Für «Dandies und andere Lebenskünstler» setzen Sie bitte heute ein: Hipster. Der Hipster muss kreativ sein. Kreativität ist schliesslich ein Imperativ unserer Tage, auch im Konsum, und das Besondere, sagt der Soziologe Andreas Reckwitz, sei der neue soziale Leitwert, der zum Gegenstand von Auseinandersetzungen der Bewertung und Entwertung werde.

Reckwitz sieht in dieser Leitfunktion der Besonderheit eine epochale kulturelle Verschiebung. Der neue Geltungskonsum ist das, was das Besondere ist. Interessant ist dabei nicht zuletzt, dass das Phänomen der Statusaufladung auf viel mehr Güter ausgreift, also viel mehr Konsumakte, auch solche, die früher banal und alltäglich waren, heute mit Statusbotschaften verknüpft sind, Geltungskonsum darstellen.

Sie können Besonderheit heutzutage mühelos mit der Auswahl von Kaffee, Salz oder Klopapier signalisieren. Und kunstvoll nach Art der Boheme mit dem kreativ ausgewählten Klopapier Ihre Diderot-Einheit durchbrechen. Natürlich wird auch in dieser Strategie der kreativen Durchbrechung das Individuum über Dinge definiert. Und selbstverständlich wählt auch der kreative Hipsterbohemien seine Besitztümer nicht wahllos aus, bewahre.

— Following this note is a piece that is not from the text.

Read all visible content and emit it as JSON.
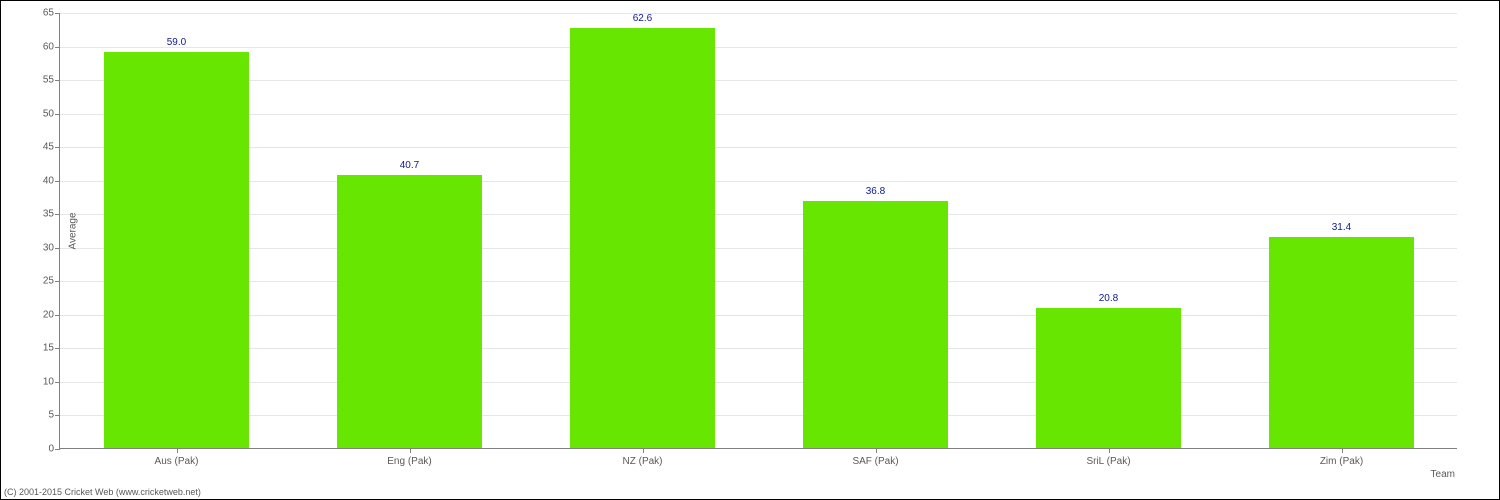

So können wir endlich einen ganz neuen, vierten Diderot-Effekt feststellen: Ich muss dringend ganz viele neue Sachen anschaffen, weil meine bestehenden Besitztümer zu kohärent zusammenpassen. Hilfe.

10 Kommentare zu «Ich bin, was ich habe»

  • Boris Laplace sagt:

    Da die Postmoderne leider nicht die erwünschte Freiheit des Individuums verwirklichen vermochte, versucht der Hipster nun die Verwirklichung seiner ersehnten Freiheit bloss noch allein durch das Ausleben seiner nach aussen gestülpte plakativ zur Schau getragenen Différance, die zwar einerseits einen Mangel darstellt, anderseits aber auch hoffen lässt, dass die gesellschaftliche Bewegung nach Freiheit so schnell nicht erstarren wird. Eine Verlagerung vom blossen äusseren Konsum zur inneren Geisteshaltung wäre dabei allerdings mehr als wünschenswert.

    • Scout sagt:

      Ausgerechnet die Hipster wecken die Hoffnung, „dass die gesellschaftliche Bewegung nach Freiheit so schnell nicht erstarren wird“? Bewegung ja, aber sie muss nicht zwingend nach Freiheit streben; das Gegenteil könnte der Fall sein. Auch das Gesellschaftliche steht beim Hipster in Frage. Na gut, dessen Ziel wäre der Outstream, faktisch ist er aber in der Menge doch Mainstream. Zudem: Wie gross ist der Mangel? Ontologisch gesehen darf er nicht unendlich sein, denn dann wären wir bei Schellings Subjekt, der diesfalls jegliches Ausserhalb von des Subjekts Selbst leugnet. Also wäre der Mangel endlich und messbar, aber doch aufschiebend. Weder die Zurschaustellung des Hipsters noch die sich durch und durch stets aktualisierende Gesellschaft sind so möglich und unmittelbar verstehbar.

  • LiFe sagt:

    Ich bin, was ich habe…….Kreativität. D.h. eigene Ideen, eigene Projekte, Visionen. Und das ist gut. Wenn sie auch nicht umsetzbar sind. Noch oder gar nicht. Passt scho.